Severe pain not controlled with Paracetamol and Codeine/Oxycodone may require further measures. Your general practitioner or myself should be contacted in this case for a combination of Penicillin, oral steroid, hydrogen peroxide gargles or a local anaesthetic gel (Xylocaine viscus). These measures should improve tolerance of normal diet.


Although the operative site is small, Tonsillectomy can make you feel lethargic and generally unwell. Any significant physical activity is usually poorly tolerated. I usually recommend ten days off work or school to allow enough time to recover. Excessive physical activity with an increase in blood pressure and pulse rate may lead to bleeding from the tonsillar fossae.


The open wound at the site of Tonsillectomy fills with bacteria and slough leading to pain and inflammation. It is important to eat a normal diet with rough type foods to debride or remove the slough from the healing wound site. Although it is more painful to eat bread, toast and cereal consistency foods, this results in fewer bacteria in the wound and less pain between meals. Traditional ice cream and jelly feels better to eat but results in more bacteria lining the pharynx and subsequently more pain between meals. Generally those presenting with post-operative bleeding have not been eating adequately. It is essential to have adequate fluid intake especially in younger children where dehydration can occur.

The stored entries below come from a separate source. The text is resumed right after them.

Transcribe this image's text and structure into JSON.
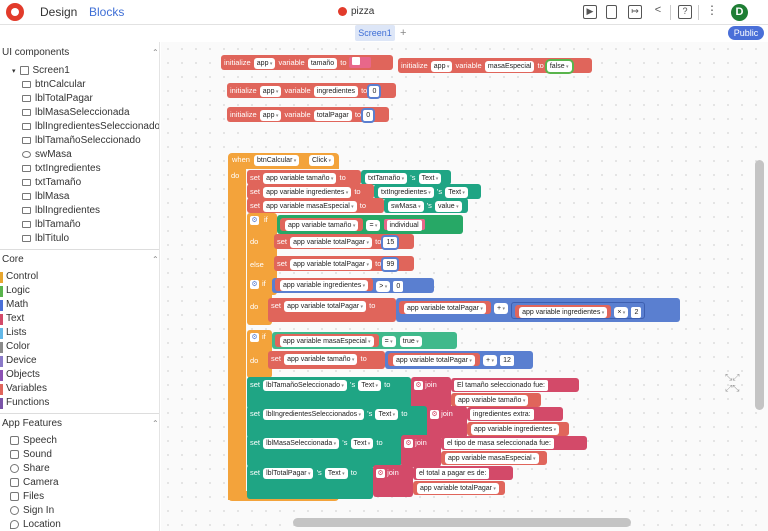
{
  "topbar": {
    "tab_design": "Design",
    "tab_blocks": "Blocks",
    "project_name": "pizza",
    "avatar_letter": "D"
  },
  "screen": {
    "tab": "Screen1",
    "add": "+",
    "public_label": "Public"
  },
  "sidebar": {
    "ui_components_title": "UI components",
    "screen_root": "Screen1",
    "components": [
      "btnCalcular",
      "lblTotalPagar",
      "lblMasaSeleccionada",
      "lblIngredientesSeleccionados",
      "lblTamañoSeleccionado",
      "swMasa",
      "txtIngredientes",
      "txtTamaño",
      "lblMasa",
      "lblIngredientes",
      "lblTamaño",
      "lblTitulo"
    ],
    "core_title": "Core",
    "core_items": [
      {
        "label": "Control",
        "color": "#e7a630"
      },
      {
        "label": "Logic",
        "color": "#59b44c"
      },
      {
        "label": "Math",
        "color": "#4a6fd8"
      },
      {
        "label": "Text",
        "color": "#d34a69"
      },
      {
        "label": "Lists",
        "color": "#63b8e8"
      },
      {
        "label": "Color",
        "color": "#8a8a8a"
      },
      {
        "label": "Device",
        "color": "#8a79c8"
      },
      {
        "label": "Objects",
        "color": "#8c52b4"
      },
      {
        "label": "Variables",
        "color": "#e0655b"
      },
      {
        "label": "Functions",
        "color": "#7a54a8"
      }
    ],
    "app_features_title": "App Features",
    "features": [
      {
        "label": "Speech",
        "icon": "speech-icon"
      },
      {
        "label": "Sound",
        "icon": "sound-icon"
      },
      {
        "label": "Share",
        "icon": "share-icon"
      },
      {
        "label": "Camera",
        "icon": "camera-icon"
      },
      {
        "label": "Files",
        "icon": "files-icon"
      },
      {
        "label": "Sign In",
        "icon": "sign-in-icon"
      },
      {
        "label": "Location",
        "icon": "location-icon"
      }
    ]
  },
  "blocks": {
    "init_tamano": {
      "initialize": "initialize",
      "scope": "app",
      "variable": "variable",
      "name": "tamaño",
      "to": "to",
      "value": ""
    },
    "init_masa": {
      "initialize": "initialize",
      "scope": "app",
      "variable": "variable",
      "name": "masaEspecial",
      "to": "to",
      "value": "false"
    },
    "init_ingredientes": {
      "initialize": "initialize",
      "scope": "app",
      "variable": "variable",
      "name": "ingredientes",
      "to": "to",
      "value": "0"
    },
    "init_total": {
      "initialize": "initialize",
      "scope": "app",
      "variable": "variable",
      "name": "totalPagar",
      "to": "to",
      "value": "0"
    },
    "event": {
      "when": "when",
      "component": "btnCalcular",
      "event": "Click",
      "do": "do"
    },
    "set1": {
      "set": "set",
      "target": "app variable tamaño",
      "to": "to",
      "comp": "txtTamaño",
      "dot": "'s",
      "prop": "Text"
    },
    "set2": {
      "set": "set",
      "target": "app variable ingredientes",
      "to": "to",
      "comp": "txtIngredientes",
      "dot": "'s",
      "prop": "Text"
    },
    "set3": {
      "set": "set",
      "target": "app variable masaEspecial",
      "to": "to",
      "comp": "swMasa",
      "dot": "'s",
      "prop": "value"
    },
    "if1": {
      "if": "if",
      "var": "app variable tamaño",
      "op": "=",
      "str": "individual",
      "do": "do",
      "set": "set",
      "target": "app variable totalPagar",
      "to": "to",
      "val": "15",
      "else": "else",
      "else_val": "99"
    },
    "if2": {
      "if": "if",
      "var": "app variable ingredientes",
      "op": ">",
      "val": "0",
      "do": "do",
      "set": "set",
      "target": "app variable totalPagar",
      "to": "to",
      "add_left": "app variable totalPagar",
      "add_op": "+",
      "mul_left": "app variable ingredientes",
      "mul_op": "×",
      "mul_val": "2"
    },
    "if3": {
      "if": "if",
      "var": "app variable masaEspecial",
      "op": "=",
      "val": "true",
      "do": "do",
      "set": "set",
      "target": "app variable tamaño",
      "to": "to",
      "add_left": "app variable totalPagar",
      "add_op": "+",
      "add_val": "12"
    },
    "out1": {
      "set": "set",
      "comp": "lblTamañoSeleccionado",
      "dot": "'s",
      "prop": "Text",
      "to": "to",
      "join": "join",
      "s1": "El tamaño seleccionado fue:",
      "s2": "app variable tamaño"
    },
    "out2": {
      "set": "set",
      "comp": "lblIngredientesSeleccionados",
      "dot": "'s",
      "prop": "Text",
      "to": "to",
      "join": "join",
      "s1": "ingredientes extra:",
      "s2": "app variable ingredientes"
    },
    "out3": {
      "set": "set",
      "comp": "lblMasaSeleccionada",
      "dot": "'s",
      "prop": "Text",
      "to": "to",
      "join": "join",
      "s1": "el tipo de masa seleccionada fue:",
      "s2": "app variable masaEspecial"
    },
    "out4": {
      "set": "set",
      "comp": "lblTotalPagar",
      "dot": "'s",
      "prop": "Text",
      "to": "to",
      "join": "join",
      "s1": "el total a pagar es de:",
      "s2": "app variable totalPagar"
    }
  }
}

You should be well informed of the potential complications following Tonsillectomy by reading
The Royal Australasian College of Surgeons pamphlet provided. The main concern is bleeding
from the mouth and if this occurs you should contact myself or present to your nearest hospital
via ambulance if required. You may need to return to the operating theatre to have the bleeding
stopped. Ear pain is not uncommon after Tonsillectomy and is the result of referred pain from the
tonsillar fossae and usually does not indicate an abnormality in the ear. Bad breath is common
and is due to the build up of bacteria and slough in the tonsillar fossae. This will be less with a
normal diet, which debrides the slough.


You should have received an appointment card following your surgery for your post-operative
appointment. If your only surgery is Tonsillectomy follow-up is usually at four weeks following the
operation unless there are problems in the interim. It may be necessary to be seen earlier if
another procedure has occurred in conjunction with your Tonsillectomy.